Appendix e-1
Description of case-based scenarios
Case 1A
65 year oldmale cabinetmaker, who lives alone and presented to the ED with left sided weakness. He has a past history of diabetes and hypertension. NIHSS on admission = 5 (Dysarthria=1, Facial palsy =1, motor arm =2, motor leg =1). His glucose on admission was 14.5 mmol/L. Stroke subtype was lacunar.
Case 1B
73 year old retired figure skater,with a history of hypertension, who was living independently. She presented to the ED with left sided weakness. NIHSS on admission = 3 (Dysarthria=1, motor arm =2). The stroke subtype was presumed to be small vessel disease (lacunar).
Case 2A
68 year old retired clinician. He has a history of hypertension and presented with L-sided weakness. He was previously independent. NIHSS on admission = 5 (Facial palsy =1, motor arm =2, motor leg =1, visual extinction=1). The stroke subtype was presumed to be non-lacunar.
Case 2B
59 year old male, otherwise healthy. He is a physical education professor who, 2 days after a neck trauma, presents with difficulty speaking and a mild right sided weakness. NIHSS on admission= 4 (Best language =2, facial palsy =1, motor arm =1). Stroke subtype was non-lacunar.
Case 3A
75 year old retired handyman, who lives alone. He presented with right sided weakness and mild aphasia. NIHSS on admission = 7 (Best language =2, facial palsy =1, motor arm =2, motor leg=2). He has a history of hypertension and was diagnosed with atrial fibrillation on arrival at hospital. Stroke subtype was presumed to be cardioembolic.
Case 3B
80 year old retired hairdresser, with a 10 year history of hypertension living with her son, who acts as her caregiver.
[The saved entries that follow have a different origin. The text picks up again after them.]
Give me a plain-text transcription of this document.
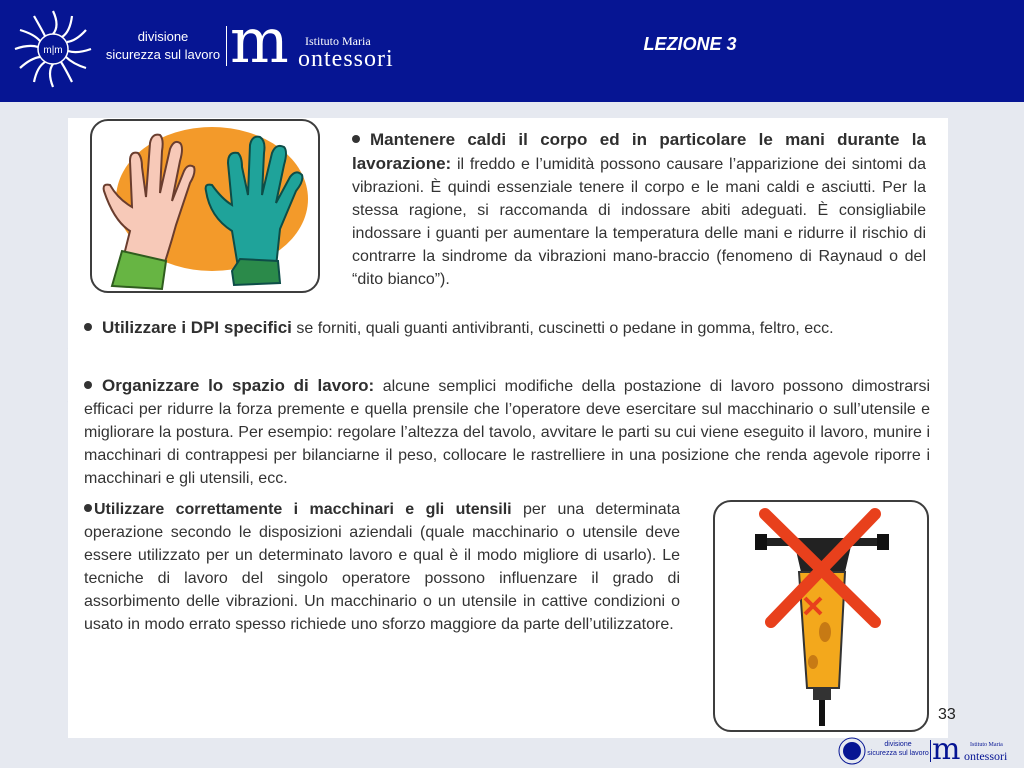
m|m
divisione
sicurezza sul lavoro m Istituto Maria
ontessori
LEZIONE 3

Mantenere caldi il corpo ed in particolare le mani durante la lavorazione: il freddo e l’umidità possono causare l’apparizione dei sintomi da vibrazioni. È quindi essenziale tenere il corpo e le mani caldi e asciutti. Per la stessa ragione, si raccomanda di indossare abiti adeguati. È consigliabile indossare i guanti per aumentare la temperatura delle mani e ridurre il rischio di contrarre la sindrome da vibrazioni mano-braccio (fenomeno di Raynaud o del “dito bianco”).

Utilizzare i DPI specifici se forniti, quali guanti antivibranti, cuscinetti o pedane in gomma, feltro, ecc.

Organizzare lo spazio di lavoro: alcune semplici modifiche della postazione di lavoro possono dimostrarsi efficaci per ridurre la forza premente e quella prensile che l’operatore deve esercitare sul macchinario o sull’utensile e migliorare la postura. Per esempio: regolare l’altezza del tavolo, avvitare le parti su cui viene eseguito il lavoro, munire i macchinari di contrappesi per bilanciarne il peso, collocare le rastrelliere in una posizione che renda agevole riporre i macchinari e gli utensili, ecc.

Utilizzare correttamente i macchinari e gli utensili per una determinata operazione secondo le disposizioni aziendali (quale macchinario o utensile deve essere utilizzato per un determinato lavoro e qual è il modo migliore di usarlo). Le tecniche di lavoro del singolo operatore possono influenzare il grado di assorbimento delle vibrazioni. Un macchinario o un utensile in cattive condizioni o usato in modo errato spesso richiede uno sforzo maggiore da parte dell’utilizzatore.

33
divisione
sicurezza sul lavoro m Istituto Maria
ontessori
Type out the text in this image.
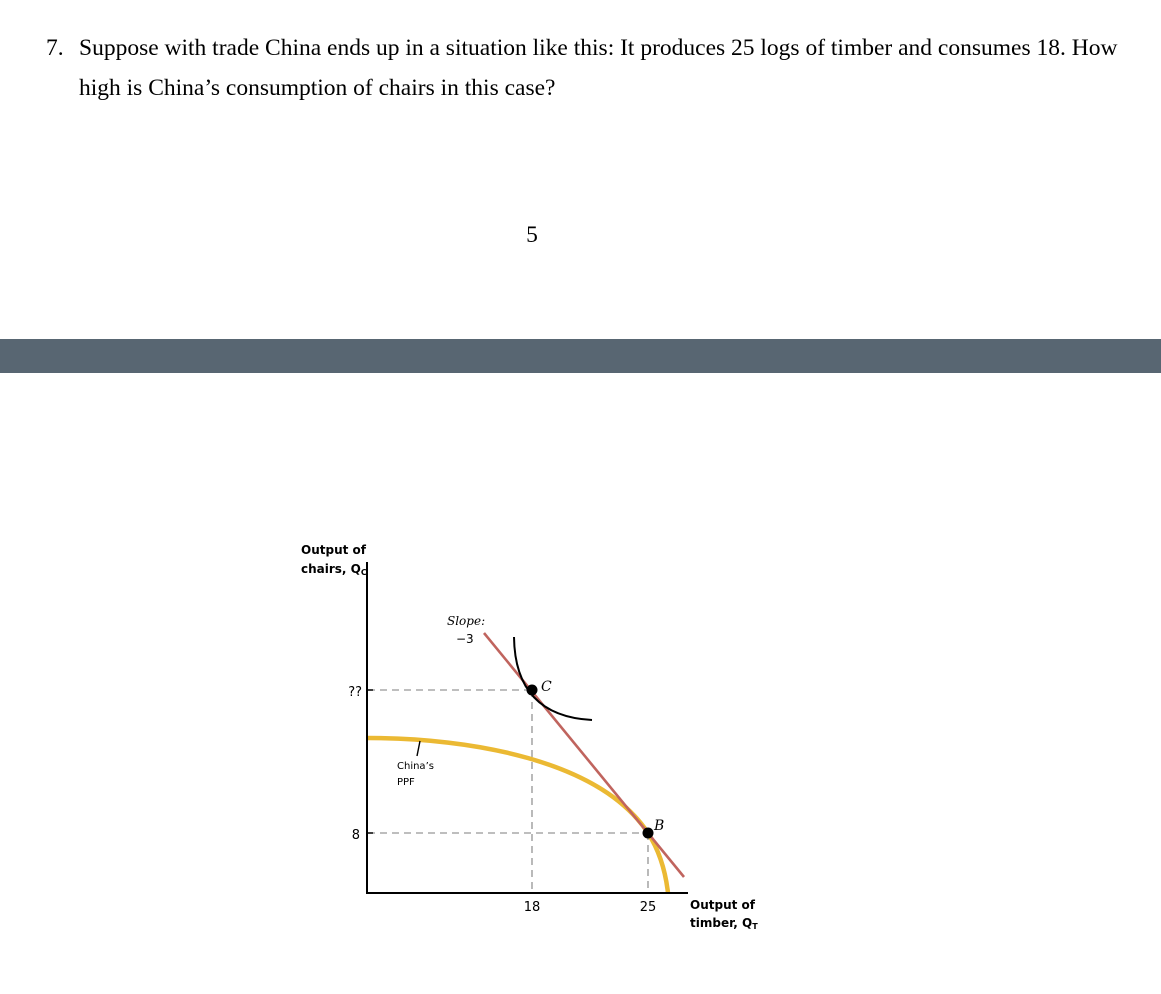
7. Suppose with trade China ends up in a situation like this: It produces 25 logs of timber and consumes 18. How high is China’s consumption of chairs in this case?
5
Output of
chairs, QC
Output of
timber, QT
??
8
18	25
Slope:
−3
China’s
PPF
C
B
She presented with sudden onset of left sided weakness and neglect. NIHSS on admission = 7 (Facial palsy =1, motor arm =2, motor leg =2, visual + sensory extinction=2). Stroke subtype was undetermined.
Case 4A
78 year old female, living alone, with a history of hypertension and a recent diagnosis of atrial fibrillation. She presented to the ED with right sided weakness and aphasia. NIHSS on admission =10 (Facial palsy =2, motor arm =3, motor leg =3, aphasia=2). Stroke type was non-lacunar.
Case 4B
78 year old piano teacher, who lives alone in her condo. She presented to hospital with right hemiplegia, and decreased level of consciousness. NIHSS on admission = 17 (LOC=1, Best gaze=2,Visual=2, Dysarthria=2, Facial palsy =2, motor arm =3, motor leg =3, Language 2). She has a history of hypertension. Stroke subtype was non-lacunar.
Case 5A
70 year old retired accountant from home, presented with L-sided weakness. He was previously independent and has had a history of hypertension for 10 years. NIHSS on admission =17 (LOC=1,Best gaze=2,Visual =2, Dysarthria=2,Face=2, motor arm =4, motor leg=4). The stroke subtype was presumed to be non-lacunar.
Case 5B
82 year old female, who lives independently, with a history of hypertension and atrial fibrillation. She presented with R-sided weakness and aphasia. NIHSS on admission =19 (LOC=1, LOC questions: 2, LOC commands: 2; Visual =2, Face=2, motor arm =3, motor leg=3, dysarthria=2, aphasia=2). Presented with cardioembolic stroke subtype.